- La mandataria federal pide al Congreso de Sinaloa elegir como gobernador interino “a una persona con capacidad y honestidad»
Judith Sánchez Reyes
La presidenta Claudia Sheinbaum afirmó que se enteró por la publicación del propio exgobernador Rubén Rocha Moya de su decisión de regresar a funciones y luego volver a pedir licencia, y aseguró que “no le parecía pertinente” su regreso al gobierno de Sinaloa.
“Yo me enteré por la publicación del propio gobernador. No tuve ningún conocimiento previo de que él quisiera regresar a ejercer sus funciones en el estado de Sinaloa. La verdad no me parecía pertinente, por decirlo menos”, indico en La Mañanera.
“Fue cosa de él”
Sheinbaum explicó que ante el anuncio, la Secretaría de Gobernación emitió un comunicado señalando que se trataba de “una decisión personal del gobernador” y que el Gobierno Federal no tuvo injerencia.
“Realmente, así como opinamos nosotros, pues opinaron muchos otros y, finalmente, él toma la decisión de volver a pedir licencia, que procede en este momento”, dijo.
Ahora le toca al Congreso
Detalló que ahora corresponde al Congreso local nombrar a un gobernador interino para concluir el sexenio el 31 de octubre de 2027.
“El Congreso local tiene que nombrar un gobernador interino para poder llevar el ejercicio del gobierno desde este momento hasta el momento del cambio de gobernador”, indicó.
Pero con el siguiente perfil: “una persona con capacidad, honestidad, profesionalismo y entrega al pueblo de Sinaloa”. Eso es “mi única posición”, dijo, “como la de cualquier sinaloense”.

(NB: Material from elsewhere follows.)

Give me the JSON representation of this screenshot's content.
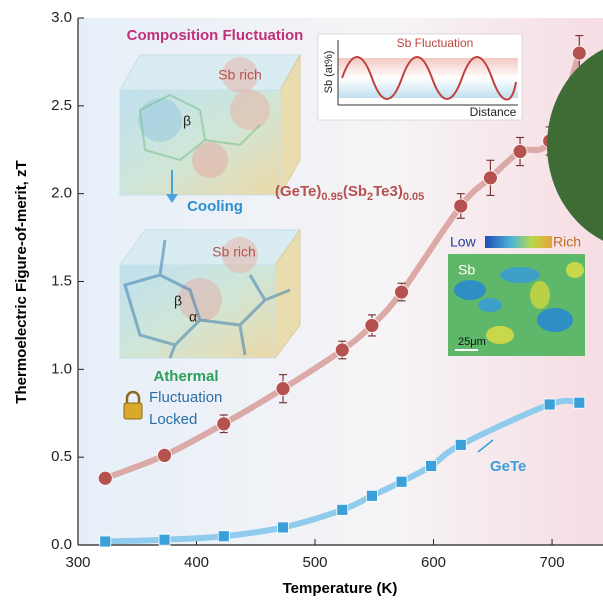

La presidenta recordó que en junio del 2027 hay elecciones en 17 estados, incluido Sinaloa. Por eso urgió a que el interinato garantice “gobernabilidad” y “elecciones en paz”. Aunque aclaró que la operación electoral le corresponde al Instituto Nacional Electoral y al Instituto Electoral de Sinaloa, pero el Ejecutivo estatal debe “garantizar las condiciones para que se acabe, cerrar el gobierno el 31 de octubre, un año más o menos, poquito más”.
“Las decisiones” de Rocha Moya ocurren en medio de una crisis de violencia en Sinaloa y a un año de las elecciones estatales de 2027.